Tuesday, June 11, 2013

Bronze Age boats

"There was huge excitement over the first boat, and then they were phoning the office saying they'd found another, and another, and another..." remembers conservator Ian Panter of the York Archaeological Trust about the day archaeologists discovered 8 bronze age log boats in a quarry in Peterborough, Cambridgeshire, U.K. (PHOTOS HERE). The boats are still remarkably preserved after 3,000 years. Currently under refrigeration, they are being conserved and displayed at the Flag Fen archaeology site. One measures almost 28' (8.5 m) long, another (IMAGE ABOVE) is covered with decorative carvings, and several had patches and plugs. There was a vessel with handles for lifting it out of the water and another with traces of fire on the deck where the fishermen cooked their catch. For reasons unknown, the boats had been deliberately sunk and were preserved beneath the silt in the bed of a dried-up creek.
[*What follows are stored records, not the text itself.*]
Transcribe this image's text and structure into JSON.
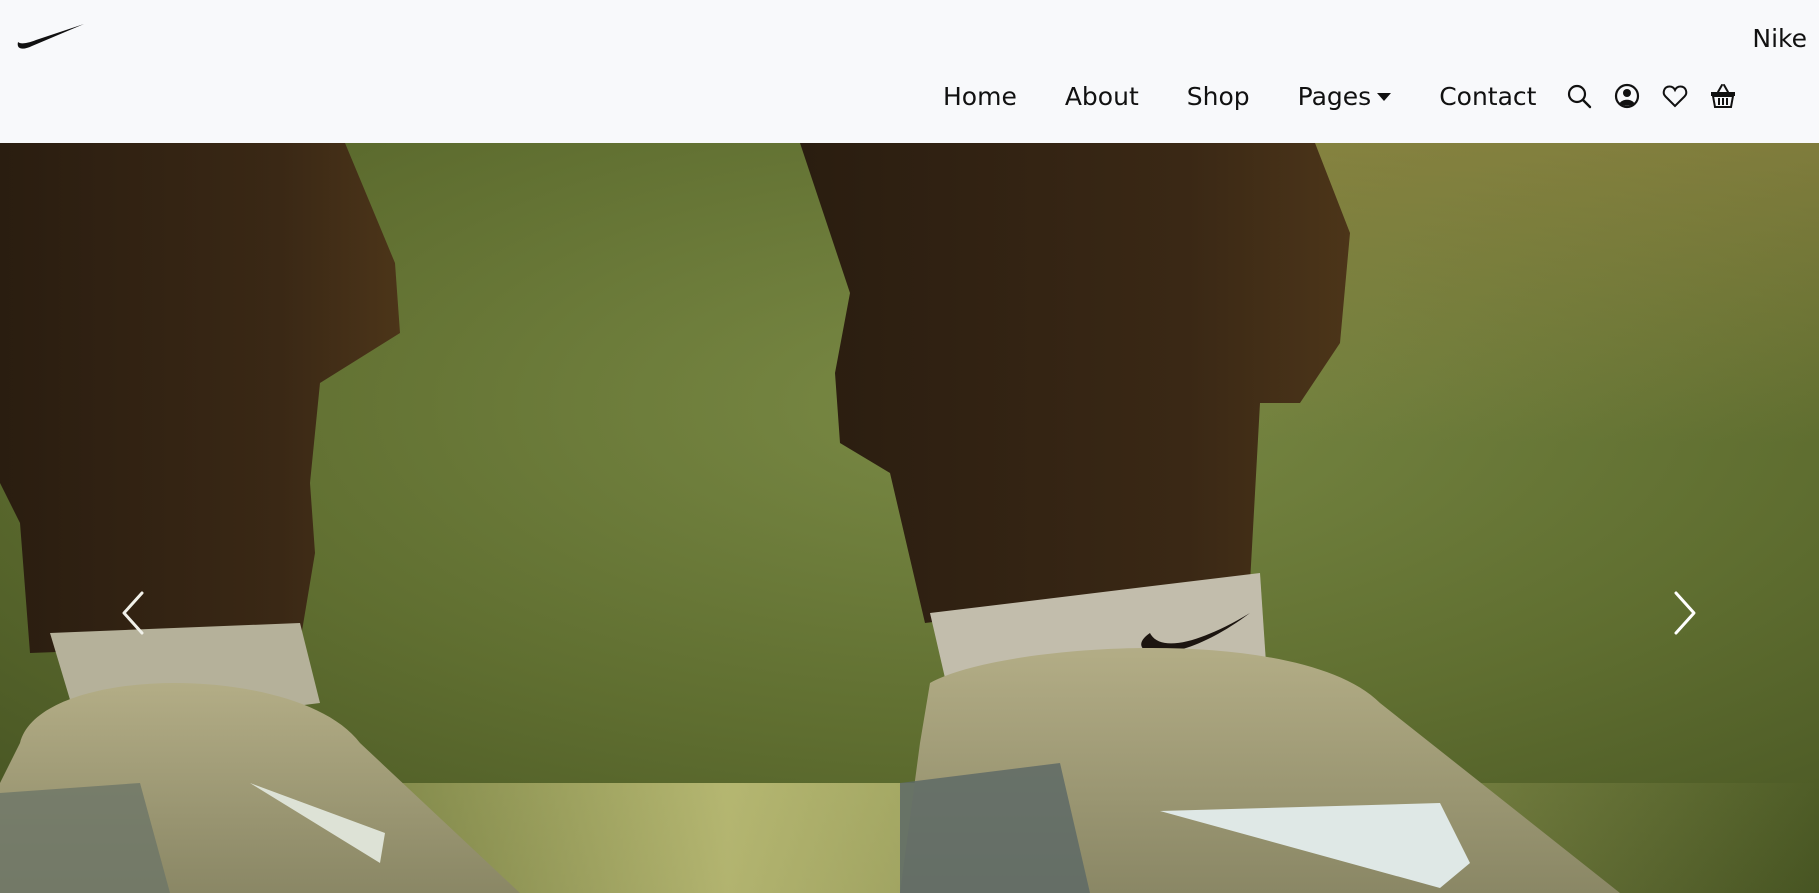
{
  "brand": {
    "name": "Nike",
    "logo_icon": "swoosh-icon"
  },
  "nav": {
    "links": [
      {
        "label": "Home"
      },
      {
        "label": "About"
      },
      {
        "label": "Shop"
      },
      {
        "label": "Pages",
        "has_dropdown": true
      },
      {
        "label": "Contact"
      }
    ],
    "icons": [
      "search-icon",
      "user-icon",
      "heart-icon",
      "basket-icon"
    ]
  },
  "hero": {
    "carousel_controls": [
      "chevron-left-icon",
      "chevron-right-icon"
    ]
  }
}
Site director Kerry Murrell, remarked: "Some show signs of long use and repair – but others are in such good condition they look as if you could just drop the transom board back in and paddle away." In fact, you could! Unlike some of the replicas made over the past few years, one of the original vessels – carved of solid oak – was still so light and buoyant that when the excavated trench filled with rainwater, the archaeologists were able to float it into its cradle for lifting and transportation.